Being Black, Lesbian, and Muslim In The South

Being Black, Lesbian, and Muslim In The South August 4, 2013
Black. Muslim. Lesbian. I get the same look now that I did eight years ago when I say those words together. I might easily have said purple, polka-dotted unicorn. People pause and reflect. Their eyes become serious or confused. The contradiction in terms just does not settle well when most people hear it.
“I didn’t know there was such a thing…” is a fairly common response. I don’t blame them.
When I saw the words together for the first time, I was equally as stunned. Not because I held some narrow notions of what a Muslim was, or could be, but because I thought I was the only one.

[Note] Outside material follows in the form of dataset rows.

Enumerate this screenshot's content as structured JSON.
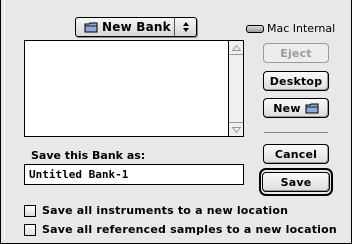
{
  "folder_popup": {
    "label": "New Bank",
    "icon": "folder-icon"
  },
  "volume": {
    "label": "Mac Internal",
    "icon": "disk-icon"
  },
  "file_list": {
    "items": []
  },
  "buttons": {
    "eject": "Eject",
    "desktop": "Desktop",
    "new": "New",
    "cancel": "Cancel",
    "save": "Save"
  },
  "save_as": {
    "label": "Save this Bank as:",
    "value": "Untitled Bank-1"
  },
  "options": [
    {
      "label": "Save all instruments to a new location",
      "checked": false
    },
    {
      "label": "Save all referenced samples to a new location",
      "checked": false
    }
  ],
  "colors": {
    "dialog_bg": "#e8e8e8",
    "disabled_text": "#9a9a9a"
  }
}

I left the mosque in 2002 shortly after I left my husband. I wasn’t sure if there was some policy on homosexuality that would apply to me. I didn’t know if there would be some kind of public punishment for my supposed sin. I didn’t know if I would walk through the doors and everyone would know that I had met a woman and I loved her, but I wasn’t going to wait around to find out. When I stopped going, I disconnected myself from the very core of my existence. My spirituality had been a fundamental part of my daily life and I had become a woman, alone, thrust into a world where I was a perpetual outsider even in the most familiar places. I was embraced by my new community. I was loved and fed and groomed in feminist pedagogy and historical subtext. I became a part of a thriving community that shaped and formed me into a new and powerful being: a Lesbian. For a while, that was all I was and I was OK with that.
At a lesbian retreat in Malibu, I met a woman who invited me to come to New York and work on her video project. Standing in a Brooklyn brownstone, re-enacting a 1950s lesbian house party, I realized that three women in the house were also Muslim. It hadn’t even occurred to me that Hanifah Walidah was a Muslim name. I stood still in that moment. I was not alone. There were four of us. I found them, my people. We hugged and laughed and talked about our shared experiences. That day in 2005, I was whole and in community with my sisters. That was the last day I was in a room with all of them, I went back to Chicago the next morning.